Jak zaznacza EurActiv, choć obie partie obwiniane są za bankructwo Grecji, były one także filarami najdłuższego okresu politycznej stabilności w historii Grecji. „Ich upadek w czasie recesji oznacza początek okresu transformacji w Grecji. Coraz bardziej przypomina to czasy Republiki Weimarskiej”.

Jeszcze nigdy w historii greckie społeczeństwo nie było tak podzielone. „Ryzyko wyjścia Grecji ze strefy euro to teraz najmniej istotny problem. Jeśli te podziały nie zostaną szybko zniesione, nowa era w Grecji zdecydowanie nie będzie złota” – komentuje portal.

KE: To oznaka demokracji w Grecji

"Szanujemy wynik wyborów w Grecji, ponieważ są one oznaką demokracji" - powiedział podczas wtorkowej konferencji w Brukseli przewodniczący Komisji Europejskiej Jose Manuel Barroso. Jak zaznaczył, KE czeka teraz na negocjacje między partiami i utworzenie rządu, który będzie wspierał reformy i program oszczędności zaakceptowany przez grecki rząd oraz grecki parlament.
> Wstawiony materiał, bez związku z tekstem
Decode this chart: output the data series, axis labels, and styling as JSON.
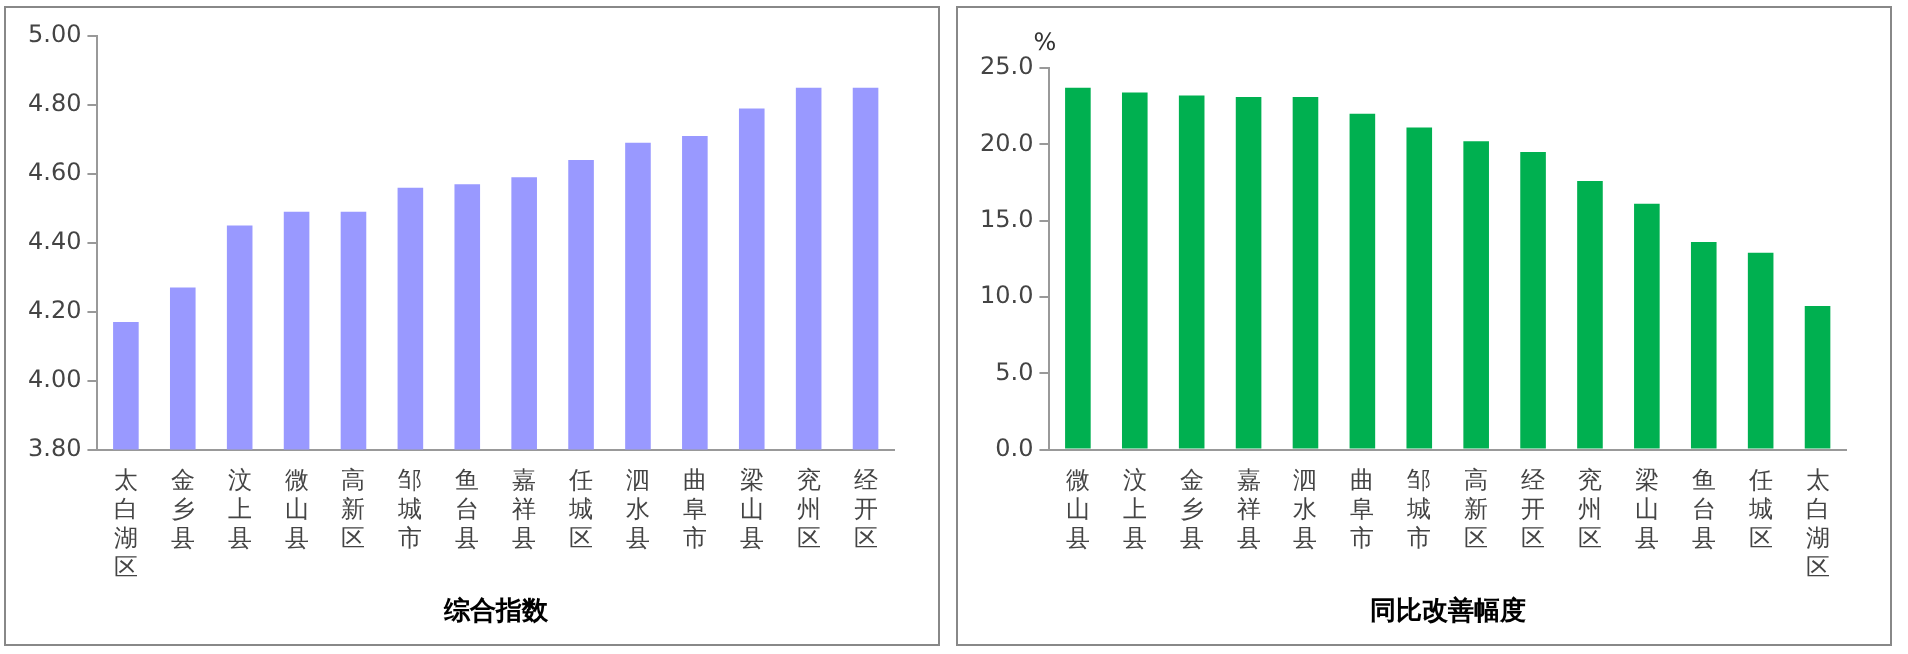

Barroso podkreślił, że tradycje populizmów w Europie są długie i zdarzały się już wiele lat przed kryzysem - na przykład Pim Fortuyn w Holandii czy Front Narodowy Jean Marie Le Pena we Francji.

"Komisja nie może zakazać istnienia żadnych partii, bo tego typu ruchy leżą w gestii władz państwowych" - powiedział Barroso.